A distinction needs to be made between exclusive and inclusive regional attachment in this relationship between regional attachment and support for European integration. Since the EU facilitates regional autonomy and participation in EU policies within the nation-state framework, those with an inclusive regional attachment sentiment are the ones most likely to support European integration. On the other hand, those with an exclusive sense of regional attachment that restricts membership to those from a particular territory might not be as receptive to European integration because the EU does not go far enough in promoting regional autonomy and the integration process constitutes a threat to their exclusive identity.
Sources of regional identity help to clarify this relationship between regional attachment and support for European integration. These sources influence positions on regional autonomy that the EU has inadvertently promoted. Cultural distinctiveness, including ethno-linguistic differences, fuels regionalist sentiments (Diez Medrano and Gutiérrez, 2001). Ethno-linguistic differences between the Flemish and Walloons can explain the strong regionalist sentiments one observes in Belgium (Cook, 2002: 138).

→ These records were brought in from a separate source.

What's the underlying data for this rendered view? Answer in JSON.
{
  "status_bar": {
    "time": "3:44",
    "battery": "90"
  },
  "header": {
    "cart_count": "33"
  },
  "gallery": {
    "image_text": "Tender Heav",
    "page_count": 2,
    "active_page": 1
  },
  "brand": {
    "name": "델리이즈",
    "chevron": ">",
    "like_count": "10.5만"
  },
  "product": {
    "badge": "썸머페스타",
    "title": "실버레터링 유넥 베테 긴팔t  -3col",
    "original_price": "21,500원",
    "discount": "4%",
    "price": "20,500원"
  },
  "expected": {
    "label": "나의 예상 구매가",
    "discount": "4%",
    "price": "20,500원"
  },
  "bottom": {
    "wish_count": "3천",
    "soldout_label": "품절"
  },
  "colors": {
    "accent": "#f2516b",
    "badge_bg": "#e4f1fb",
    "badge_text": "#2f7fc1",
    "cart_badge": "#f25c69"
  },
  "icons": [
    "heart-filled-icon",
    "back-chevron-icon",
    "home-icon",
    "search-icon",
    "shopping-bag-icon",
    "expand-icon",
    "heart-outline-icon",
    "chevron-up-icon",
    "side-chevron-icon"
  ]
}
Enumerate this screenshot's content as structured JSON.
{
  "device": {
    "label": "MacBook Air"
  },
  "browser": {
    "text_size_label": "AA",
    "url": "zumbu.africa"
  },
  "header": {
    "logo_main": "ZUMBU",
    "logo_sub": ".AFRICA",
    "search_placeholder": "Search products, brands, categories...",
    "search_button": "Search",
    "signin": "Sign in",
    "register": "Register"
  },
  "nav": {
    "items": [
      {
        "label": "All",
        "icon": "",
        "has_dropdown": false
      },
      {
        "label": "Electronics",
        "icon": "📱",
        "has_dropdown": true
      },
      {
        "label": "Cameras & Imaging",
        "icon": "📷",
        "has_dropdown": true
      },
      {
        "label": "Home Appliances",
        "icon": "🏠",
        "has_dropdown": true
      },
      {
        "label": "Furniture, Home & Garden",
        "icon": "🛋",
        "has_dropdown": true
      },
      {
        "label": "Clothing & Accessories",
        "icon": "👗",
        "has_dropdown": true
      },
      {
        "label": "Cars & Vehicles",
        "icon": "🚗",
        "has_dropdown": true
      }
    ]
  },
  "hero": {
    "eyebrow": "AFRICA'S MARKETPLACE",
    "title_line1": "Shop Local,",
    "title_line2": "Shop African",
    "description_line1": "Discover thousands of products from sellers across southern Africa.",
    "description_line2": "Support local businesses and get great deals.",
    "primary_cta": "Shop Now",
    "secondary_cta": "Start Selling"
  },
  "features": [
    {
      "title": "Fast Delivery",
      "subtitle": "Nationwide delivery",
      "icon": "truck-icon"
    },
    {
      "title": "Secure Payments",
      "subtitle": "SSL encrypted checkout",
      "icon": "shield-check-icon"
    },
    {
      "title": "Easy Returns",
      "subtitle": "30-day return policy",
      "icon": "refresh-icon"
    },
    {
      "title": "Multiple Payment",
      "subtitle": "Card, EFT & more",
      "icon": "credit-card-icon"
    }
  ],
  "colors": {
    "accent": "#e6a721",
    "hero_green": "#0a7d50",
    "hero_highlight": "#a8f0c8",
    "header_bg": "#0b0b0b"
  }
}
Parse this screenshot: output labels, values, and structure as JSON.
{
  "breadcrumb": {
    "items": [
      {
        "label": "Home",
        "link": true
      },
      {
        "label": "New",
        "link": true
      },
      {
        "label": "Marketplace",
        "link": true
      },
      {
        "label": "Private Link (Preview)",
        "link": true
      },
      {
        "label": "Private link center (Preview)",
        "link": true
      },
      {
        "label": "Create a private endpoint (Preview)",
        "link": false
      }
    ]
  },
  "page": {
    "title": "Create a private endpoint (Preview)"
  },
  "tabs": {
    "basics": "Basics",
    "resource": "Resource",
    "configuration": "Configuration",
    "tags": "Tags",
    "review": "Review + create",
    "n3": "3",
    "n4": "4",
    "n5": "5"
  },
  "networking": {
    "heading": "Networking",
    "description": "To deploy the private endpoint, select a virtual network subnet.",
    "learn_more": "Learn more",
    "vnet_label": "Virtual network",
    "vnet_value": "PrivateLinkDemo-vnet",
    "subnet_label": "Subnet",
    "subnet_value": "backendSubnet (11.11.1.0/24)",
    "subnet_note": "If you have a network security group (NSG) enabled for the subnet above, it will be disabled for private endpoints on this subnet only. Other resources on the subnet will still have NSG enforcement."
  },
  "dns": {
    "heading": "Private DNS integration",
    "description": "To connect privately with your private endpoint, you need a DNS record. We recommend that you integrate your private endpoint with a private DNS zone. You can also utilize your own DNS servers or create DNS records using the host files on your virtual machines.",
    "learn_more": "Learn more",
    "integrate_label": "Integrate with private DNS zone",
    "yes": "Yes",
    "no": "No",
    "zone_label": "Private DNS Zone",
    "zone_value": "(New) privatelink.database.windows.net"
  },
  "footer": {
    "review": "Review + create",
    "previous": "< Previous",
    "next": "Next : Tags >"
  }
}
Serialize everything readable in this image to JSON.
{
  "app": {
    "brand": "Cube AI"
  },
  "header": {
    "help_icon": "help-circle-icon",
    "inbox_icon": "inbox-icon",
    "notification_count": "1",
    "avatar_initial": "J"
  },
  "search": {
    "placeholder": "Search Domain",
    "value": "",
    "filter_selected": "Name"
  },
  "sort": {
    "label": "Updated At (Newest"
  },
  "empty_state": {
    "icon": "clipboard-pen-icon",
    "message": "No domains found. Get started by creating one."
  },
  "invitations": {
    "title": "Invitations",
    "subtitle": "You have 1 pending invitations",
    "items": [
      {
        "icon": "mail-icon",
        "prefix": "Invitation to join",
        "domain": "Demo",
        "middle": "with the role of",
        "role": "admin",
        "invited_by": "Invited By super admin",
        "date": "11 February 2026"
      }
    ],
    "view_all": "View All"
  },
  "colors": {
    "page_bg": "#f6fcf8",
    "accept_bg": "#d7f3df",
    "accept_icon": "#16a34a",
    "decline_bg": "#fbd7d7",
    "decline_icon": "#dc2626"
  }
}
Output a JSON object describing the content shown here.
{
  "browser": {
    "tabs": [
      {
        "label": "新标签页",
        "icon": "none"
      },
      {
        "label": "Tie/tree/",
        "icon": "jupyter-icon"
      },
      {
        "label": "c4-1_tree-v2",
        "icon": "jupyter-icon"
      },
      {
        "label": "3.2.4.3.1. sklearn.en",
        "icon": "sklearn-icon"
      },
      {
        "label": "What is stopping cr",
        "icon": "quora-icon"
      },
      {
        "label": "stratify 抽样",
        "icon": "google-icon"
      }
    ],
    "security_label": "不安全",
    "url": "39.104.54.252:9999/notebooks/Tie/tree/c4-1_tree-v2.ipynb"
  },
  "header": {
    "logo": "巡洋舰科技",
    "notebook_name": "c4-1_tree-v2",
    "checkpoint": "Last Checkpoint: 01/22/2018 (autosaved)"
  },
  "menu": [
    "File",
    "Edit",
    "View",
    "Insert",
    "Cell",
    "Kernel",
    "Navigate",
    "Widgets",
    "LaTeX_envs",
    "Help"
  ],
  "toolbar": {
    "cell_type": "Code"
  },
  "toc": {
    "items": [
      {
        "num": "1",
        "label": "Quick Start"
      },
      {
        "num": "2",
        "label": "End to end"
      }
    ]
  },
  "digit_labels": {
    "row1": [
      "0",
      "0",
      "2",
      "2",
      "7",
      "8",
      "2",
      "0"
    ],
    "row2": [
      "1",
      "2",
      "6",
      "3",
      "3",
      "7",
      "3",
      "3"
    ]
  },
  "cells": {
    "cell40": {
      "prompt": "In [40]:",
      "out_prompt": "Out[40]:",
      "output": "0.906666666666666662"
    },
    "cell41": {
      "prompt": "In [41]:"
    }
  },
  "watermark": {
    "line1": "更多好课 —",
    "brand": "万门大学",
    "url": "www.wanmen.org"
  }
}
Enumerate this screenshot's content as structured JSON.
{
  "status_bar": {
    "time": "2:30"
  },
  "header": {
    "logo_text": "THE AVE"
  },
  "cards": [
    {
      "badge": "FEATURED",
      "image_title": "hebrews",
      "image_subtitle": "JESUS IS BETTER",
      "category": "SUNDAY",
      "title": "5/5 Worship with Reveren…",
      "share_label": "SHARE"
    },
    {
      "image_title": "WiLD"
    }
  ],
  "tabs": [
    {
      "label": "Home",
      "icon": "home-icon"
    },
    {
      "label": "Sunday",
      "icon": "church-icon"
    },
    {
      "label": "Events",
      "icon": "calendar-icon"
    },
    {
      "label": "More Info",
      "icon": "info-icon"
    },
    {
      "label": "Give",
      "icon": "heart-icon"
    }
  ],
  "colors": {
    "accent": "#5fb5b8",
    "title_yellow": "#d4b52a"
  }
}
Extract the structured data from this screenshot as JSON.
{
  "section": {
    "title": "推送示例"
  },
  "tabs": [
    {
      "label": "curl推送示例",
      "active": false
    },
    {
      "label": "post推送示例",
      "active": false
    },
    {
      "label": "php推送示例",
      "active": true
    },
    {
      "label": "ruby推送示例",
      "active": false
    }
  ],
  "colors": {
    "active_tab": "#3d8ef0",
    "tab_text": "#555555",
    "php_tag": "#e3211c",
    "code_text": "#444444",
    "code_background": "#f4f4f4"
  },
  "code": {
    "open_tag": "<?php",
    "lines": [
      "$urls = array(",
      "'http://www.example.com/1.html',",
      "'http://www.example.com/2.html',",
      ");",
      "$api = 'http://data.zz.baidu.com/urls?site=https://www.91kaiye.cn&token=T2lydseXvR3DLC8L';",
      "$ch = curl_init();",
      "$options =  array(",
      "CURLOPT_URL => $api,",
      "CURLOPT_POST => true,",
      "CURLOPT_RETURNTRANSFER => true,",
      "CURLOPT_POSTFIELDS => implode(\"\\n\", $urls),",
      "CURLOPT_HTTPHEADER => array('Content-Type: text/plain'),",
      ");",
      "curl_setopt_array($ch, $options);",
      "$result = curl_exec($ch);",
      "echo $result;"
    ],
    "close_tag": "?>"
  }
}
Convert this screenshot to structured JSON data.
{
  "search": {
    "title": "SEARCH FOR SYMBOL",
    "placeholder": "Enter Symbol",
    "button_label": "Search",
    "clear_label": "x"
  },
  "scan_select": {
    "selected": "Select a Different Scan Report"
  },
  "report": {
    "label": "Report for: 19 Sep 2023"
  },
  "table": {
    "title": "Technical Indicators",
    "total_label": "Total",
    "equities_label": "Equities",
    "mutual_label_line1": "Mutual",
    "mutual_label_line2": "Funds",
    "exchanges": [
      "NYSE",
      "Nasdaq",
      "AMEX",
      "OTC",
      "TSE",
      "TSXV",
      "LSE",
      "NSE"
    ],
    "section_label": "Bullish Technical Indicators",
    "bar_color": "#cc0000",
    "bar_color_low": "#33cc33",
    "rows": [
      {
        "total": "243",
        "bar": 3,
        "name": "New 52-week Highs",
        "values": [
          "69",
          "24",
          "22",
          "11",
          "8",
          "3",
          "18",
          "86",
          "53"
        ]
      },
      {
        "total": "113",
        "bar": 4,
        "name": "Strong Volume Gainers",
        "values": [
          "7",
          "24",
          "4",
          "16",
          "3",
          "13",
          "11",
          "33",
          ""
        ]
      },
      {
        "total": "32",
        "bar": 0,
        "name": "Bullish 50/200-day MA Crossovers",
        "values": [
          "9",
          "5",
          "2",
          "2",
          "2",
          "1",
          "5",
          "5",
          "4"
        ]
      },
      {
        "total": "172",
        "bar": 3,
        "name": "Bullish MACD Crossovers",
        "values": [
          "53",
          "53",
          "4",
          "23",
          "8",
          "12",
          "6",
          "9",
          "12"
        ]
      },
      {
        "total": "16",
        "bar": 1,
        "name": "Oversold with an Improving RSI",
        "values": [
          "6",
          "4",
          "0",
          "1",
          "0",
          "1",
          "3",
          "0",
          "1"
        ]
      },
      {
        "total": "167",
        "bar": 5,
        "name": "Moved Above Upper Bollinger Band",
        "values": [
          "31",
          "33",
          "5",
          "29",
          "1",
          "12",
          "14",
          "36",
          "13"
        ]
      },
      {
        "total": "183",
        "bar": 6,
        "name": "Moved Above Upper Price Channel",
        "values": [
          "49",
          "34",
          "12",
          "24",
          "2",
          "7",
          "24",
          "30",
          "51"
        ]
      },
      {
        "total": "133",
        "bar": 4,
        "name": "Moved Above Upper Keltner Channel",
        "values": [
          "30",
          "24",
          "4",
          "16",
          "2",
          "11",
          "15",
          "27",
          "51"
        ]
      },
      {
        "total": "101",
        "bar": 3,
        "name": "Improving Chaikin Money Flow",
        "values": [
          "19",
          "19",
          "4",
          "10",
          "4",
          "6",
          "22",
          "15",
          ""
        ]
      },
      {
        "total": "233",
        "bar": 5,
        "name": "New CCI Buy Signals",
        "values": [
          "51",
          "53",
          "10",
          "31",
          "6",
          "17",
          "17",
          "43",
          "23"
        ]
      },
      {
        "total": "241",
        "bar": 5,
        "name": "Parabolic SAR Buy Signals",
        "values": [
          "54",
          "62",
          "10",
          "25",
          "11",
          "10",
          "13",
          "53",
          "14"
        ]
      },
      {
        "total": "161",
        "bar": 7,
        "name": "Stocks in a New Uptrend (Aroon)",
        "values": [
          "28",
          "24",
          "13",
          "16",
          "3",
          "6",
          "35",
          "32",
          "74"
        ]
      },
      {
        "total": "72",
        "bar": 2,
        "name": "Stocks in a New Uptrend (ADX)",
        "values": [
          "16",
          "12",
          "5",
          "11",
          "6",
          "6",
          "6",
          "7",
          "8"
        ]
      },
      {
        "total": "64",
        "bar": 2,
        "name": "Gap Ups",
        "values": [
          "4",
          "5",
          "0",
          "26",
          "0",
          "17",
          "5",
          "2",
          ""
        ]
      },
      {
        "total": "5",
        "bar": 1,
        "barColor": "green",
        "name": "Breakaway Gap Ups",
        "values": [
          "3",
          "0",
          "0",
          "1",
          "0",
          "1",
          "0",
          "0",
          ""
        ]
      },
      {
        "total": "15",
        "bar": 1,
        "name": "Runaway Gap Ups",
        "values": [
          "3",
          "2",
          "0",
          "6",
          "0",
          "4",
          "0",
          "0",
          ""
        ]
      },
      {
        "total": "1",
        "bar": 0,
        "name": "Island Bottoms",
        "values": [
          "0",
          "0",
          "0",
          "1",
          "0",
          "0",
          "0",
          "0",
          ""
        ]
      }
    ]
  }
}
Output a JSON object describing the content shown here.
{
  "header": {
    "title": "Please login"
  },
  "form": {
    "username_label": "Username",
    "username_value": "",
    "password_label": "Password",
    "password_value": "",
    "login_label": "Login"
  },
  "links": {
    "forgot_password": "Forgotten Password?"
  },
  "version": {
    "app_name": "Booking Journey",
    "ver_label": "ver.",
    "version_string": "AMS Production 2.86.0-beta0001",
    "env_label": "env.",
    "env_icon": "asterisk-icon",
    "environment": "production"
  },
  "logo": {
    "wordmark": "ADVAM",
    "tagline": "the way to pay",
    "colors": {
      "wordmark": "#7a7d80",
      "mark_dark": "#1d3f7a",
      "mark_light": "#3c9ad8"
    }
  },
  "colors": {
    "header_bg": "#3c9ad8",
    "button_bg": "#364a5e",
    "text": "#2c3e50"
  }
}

Additionally, economic disparities can help generate a sense of regional attachment both for poorer regions feeling discriminated against and for richer regions identifying more with their affluence (Fitjar, 2010). 3 Moreover, although not a direct source, political factors including regionalist parties, a history of political autonomy, and processes facilitating the institutionalization of regions can bring to the fore latent regionalist sentiments (Fitjar, 2010; Jolly, 2007). EU policies facilitating regional involvement in EU policy-making processes are examples of these political factors facilitating regional attachment (Fitjar, 2010; Paasi, 2009).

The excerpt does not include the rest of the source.